I recently came back from vacationing in The Bahamas and I fell in love with the local cuisine! The fresh fruit, vegetables and seafood made my vacation a Pescatarain heaven! Aside from the crystal clear ocean with white sand beaches, their food would draw me back for more.

Below are some simple, fresh, local, Bahamaian ingredients. They should be on your must-try food list when you are in The Bahamas.

Soursop (Annona muricata)- aka Graviola

Soursop

This evergreen fruit are all over The Bahamas. They are commonly grown in the Caribbean and Latin America. They look like a big kiwi fruit with bigger thorns on the skin.

Nutritionally, soursop is low in sodium,while rich in fiber, vitamin C, magnesium and potassium. It also have good amount of vitamin B1 and B3. The fruit also have some purported anti-cancer benefits. See link for detailed nutritional info.

Sweet with a slight tangy taste, you can enjoy them as a refreshing drink or simply dig into the juicy fruit raw. In The Bahamas, I see a lot of them served as a sorbet (my favorite way to eat the fruit).

Stone Crab Claws

Another popular food in The Bahamas are the Stone Crab Claws. These crabs are sustainable (according to NOAA FishWatch) and can regenerate their claws. Fishermen usually take one claw from the crab while returning the crab back into the water for them to regenerate. They are harvested fresh from October to May, but are readily available frozen at most local restaurants all season long.

Stone Crab claws have a sweet taste, very meaty compared to other types of crabs. You can enjoy the claws cold (with a little bit of a tangy sauce) or warm with some butter and lemon.

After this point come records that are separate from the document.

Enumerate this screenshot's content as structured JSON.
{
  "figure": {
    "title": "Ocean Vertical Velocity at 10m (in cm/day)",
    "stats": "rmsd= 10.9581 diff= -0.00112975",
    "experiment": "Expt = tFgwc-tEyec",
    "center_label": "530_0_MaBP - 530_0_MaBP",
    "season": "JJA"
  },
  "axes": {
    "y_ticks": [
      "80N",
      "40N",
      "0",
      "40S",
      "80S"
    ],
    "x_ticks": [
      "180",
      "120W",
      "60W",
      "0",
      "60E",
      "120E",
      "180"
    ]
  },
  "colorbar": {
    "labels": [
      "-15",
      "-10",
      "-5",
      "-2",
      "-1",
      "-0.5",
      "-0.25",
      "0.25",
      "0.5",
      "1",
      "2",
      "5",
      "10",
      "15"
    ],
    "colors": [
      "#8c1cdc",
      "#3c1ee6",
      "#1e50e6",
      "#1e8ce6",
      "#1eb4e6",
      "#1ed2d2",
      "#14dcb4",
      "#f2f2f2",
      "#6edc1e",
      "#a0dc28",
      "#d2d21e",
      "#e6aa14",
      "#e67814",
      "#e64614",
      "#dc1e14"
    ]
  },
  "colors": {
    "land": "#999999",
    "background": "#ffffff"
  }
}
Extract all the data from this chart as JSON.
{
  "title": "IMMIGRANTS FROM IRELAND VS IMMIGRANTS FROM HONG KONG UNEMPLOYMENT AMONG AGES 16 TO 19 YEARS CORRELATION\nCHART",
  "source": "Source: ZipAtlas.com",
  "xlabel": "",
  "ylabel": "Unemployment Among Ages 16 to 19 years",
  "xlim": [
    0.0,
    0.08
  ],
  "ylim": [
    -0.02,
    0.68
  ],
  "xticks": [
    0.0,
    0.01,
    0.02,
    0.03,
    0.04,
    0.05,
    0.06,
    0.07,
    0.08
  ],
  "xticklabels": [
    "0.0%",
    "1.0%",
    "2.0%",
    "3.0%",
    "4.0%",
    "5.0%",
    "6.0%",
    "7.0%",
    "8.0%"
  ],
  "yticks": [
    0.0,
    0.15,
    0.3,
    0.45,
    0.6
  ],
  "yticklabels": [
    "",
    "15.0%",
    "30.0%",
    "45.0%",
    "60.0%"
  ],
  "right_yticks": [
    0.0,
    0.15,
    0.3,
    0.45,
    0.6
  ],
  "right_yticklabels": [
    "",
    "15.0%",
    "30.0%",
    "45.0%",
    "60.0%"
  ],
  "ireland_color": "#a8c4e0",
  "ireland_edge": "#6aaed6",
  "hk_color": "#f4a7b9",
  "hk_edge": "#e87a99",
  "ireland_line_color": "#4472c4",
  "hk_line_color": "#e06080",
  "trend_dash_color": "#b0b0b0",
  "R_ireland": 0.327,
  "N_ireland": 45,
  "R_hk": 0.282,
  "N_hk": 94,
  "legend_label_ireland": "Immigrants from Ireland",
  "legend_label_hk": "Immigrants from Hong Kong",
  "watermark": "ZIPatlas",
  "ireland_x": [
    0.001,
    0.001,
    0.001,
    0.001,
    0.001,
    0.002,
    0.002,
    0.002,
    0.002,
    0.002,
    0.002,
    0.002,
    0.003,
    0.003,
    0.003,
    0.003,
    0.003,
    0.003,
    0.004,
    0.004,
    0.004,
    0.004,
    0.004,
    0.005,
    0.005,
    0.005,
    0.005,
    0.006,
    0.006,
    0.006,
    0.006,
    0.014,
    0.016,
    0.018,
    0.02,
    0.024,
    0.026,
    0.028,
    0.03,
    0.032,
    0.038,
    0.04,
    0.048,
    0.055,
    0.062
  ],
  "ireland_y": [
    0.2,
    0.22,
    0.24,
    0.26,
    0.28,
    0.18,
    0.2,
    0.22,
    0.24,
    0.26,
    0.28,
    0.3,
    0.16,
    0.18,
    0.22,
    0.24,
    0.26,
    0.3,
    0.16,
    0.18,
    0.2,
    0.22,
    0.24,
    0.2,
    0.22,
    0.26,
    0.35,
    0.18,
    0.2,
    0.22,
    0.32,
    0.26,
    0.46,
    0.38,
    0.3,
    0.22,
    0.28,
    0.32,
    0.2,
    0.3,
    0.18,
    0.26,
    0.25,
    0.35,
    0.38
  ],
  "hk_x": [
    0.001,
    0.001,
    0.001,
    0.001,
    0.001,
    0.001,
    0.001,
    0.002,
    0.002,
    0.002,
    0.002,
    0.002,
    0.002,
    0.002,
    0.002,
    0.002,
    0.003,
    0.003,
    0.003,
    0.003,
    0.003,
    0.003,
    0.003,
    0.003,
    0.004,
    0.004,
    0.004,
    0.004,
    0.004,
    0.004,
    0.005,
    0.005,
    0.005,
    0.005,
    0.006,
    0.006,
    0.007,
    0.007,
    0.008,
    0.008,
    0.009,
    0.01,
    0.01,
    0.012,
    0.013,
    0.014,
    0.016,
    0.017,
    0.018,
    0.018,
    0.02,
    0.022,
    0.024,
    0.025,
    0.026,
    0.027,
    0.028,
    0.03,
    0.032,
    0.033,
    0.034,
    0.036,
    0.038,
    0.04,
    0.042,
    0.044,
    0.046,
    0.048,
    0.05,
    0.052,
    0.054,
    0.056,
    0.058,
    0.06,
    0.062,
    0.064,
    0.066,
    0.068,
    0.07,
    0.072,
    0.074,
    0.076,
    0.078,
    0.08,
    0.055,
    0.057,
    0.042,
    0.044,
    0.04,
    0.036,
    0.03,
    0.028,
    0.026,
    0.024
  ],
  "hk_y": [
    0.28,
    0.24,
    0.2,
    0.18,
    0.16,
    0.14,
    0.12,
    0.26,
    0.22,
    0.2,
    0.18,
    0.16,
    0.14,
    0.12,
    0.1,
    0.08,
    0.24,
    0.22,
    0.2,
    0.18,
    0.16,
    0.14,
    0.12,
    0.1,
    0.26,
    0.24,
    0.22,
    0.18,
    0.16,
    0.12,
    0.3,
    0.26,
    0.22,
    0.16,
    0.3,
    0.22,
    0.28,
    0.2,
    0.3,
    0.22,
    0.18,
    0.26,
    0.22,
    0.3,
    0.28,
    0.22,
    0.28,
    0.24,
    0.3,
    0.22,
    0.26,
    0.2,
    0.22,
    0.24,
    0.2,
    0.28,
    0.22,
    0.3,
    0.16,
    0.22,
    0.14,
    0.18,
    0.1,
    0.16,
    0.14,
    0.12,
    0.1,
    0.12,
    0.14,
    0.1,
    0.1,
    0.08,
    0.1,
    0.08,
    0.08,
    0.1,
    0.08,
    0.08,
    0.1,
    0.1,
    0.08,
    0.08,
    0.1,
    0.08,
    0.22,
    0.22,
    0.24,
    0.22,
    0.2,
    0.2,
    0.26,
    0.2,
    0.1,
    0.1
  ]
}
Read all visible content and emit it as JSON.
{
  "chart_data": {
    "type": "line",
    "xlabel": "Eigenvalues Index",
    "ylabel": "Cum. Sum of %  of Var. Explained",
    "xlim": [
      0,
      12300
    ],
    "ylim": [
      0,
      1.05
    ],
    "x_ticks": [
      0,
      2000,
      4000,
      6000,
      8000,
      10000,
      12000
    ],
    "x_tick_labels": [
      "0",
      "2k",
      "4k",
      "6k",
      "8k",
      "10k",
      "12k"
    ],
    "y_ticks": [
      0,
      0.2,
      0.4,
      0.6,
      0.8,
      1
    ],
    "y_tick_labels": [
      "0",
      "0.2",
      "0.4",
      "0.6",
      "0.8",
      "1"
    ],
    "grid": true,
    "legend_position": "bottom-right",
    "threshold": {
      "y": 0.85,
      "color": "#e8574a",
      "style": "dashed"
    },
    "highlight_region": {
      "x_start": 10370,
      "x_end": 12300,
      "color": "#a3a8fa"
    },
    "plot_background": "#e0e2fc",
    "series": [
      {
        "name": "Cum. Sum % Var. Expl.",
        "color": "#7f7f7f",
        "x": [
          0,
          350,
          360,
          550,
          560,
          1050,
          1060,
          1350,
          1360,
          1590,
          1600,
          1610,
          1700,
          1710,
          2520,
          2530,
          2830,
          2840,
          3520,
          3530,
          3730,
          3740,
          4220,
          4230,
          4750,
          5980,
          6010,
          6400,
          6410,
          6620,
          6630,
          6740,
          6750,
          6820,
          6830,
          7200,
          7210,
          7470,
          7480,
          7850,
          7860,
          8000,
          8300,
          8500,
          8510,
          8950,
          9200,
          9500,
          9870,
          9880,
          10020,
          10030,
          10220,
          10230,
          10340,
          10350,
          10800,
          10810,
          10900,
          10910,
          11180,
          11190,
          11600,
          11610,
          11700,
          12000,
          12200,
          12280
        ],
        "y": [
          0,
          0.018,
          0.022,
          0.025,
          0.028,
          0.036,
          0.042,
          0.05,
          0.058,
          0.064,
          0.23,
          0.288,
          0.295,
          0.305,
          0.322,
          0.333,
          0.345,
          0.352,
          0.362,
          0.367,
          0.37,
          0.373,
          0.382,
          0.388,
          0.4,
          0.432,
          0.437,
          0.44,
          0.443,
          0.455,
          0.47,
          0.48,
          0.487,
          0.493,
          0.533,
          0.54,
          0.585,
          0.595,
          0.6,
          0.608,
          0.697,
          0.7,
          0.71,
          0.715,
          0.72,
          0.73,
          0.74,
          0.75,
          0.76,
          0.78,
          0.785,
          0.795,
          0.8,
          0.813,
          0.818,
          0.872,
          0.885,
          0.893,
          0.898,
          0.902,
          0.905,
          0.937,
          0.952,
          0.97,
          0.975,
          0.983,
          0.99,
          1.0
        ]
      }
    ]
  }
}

Nutritionally, they are a good source of protein, vitamin B6, selenium, and magnesium.

Grouper

allreceipe.com Blackened grouper Bahamian Style

Another delicious food that is popular in The Bahamas is the grouper. While there are a lot of different variety of groupers, The Bahamas have a type of local grouper called Nassau grouper, common throughout most parts of the Caribbean.

I have seen this dish prepared one of three ways, broiled, grilled or fried. It is very sweet and tender, not at all “fishy” in its taste. I would recommended it for seafood and non-seafood lovers alike. My favorite version of this dish is the blackened grouper, which is a grilled grouper cooked with Cajun spice. It adds a smokiness to the taste….yummm

Groupers are large fish and a good source of protein and omega 3. It is also rich in vitamin B6, B12, folate, magnesisum, potassium and selenium. See here for detailed nutrition info.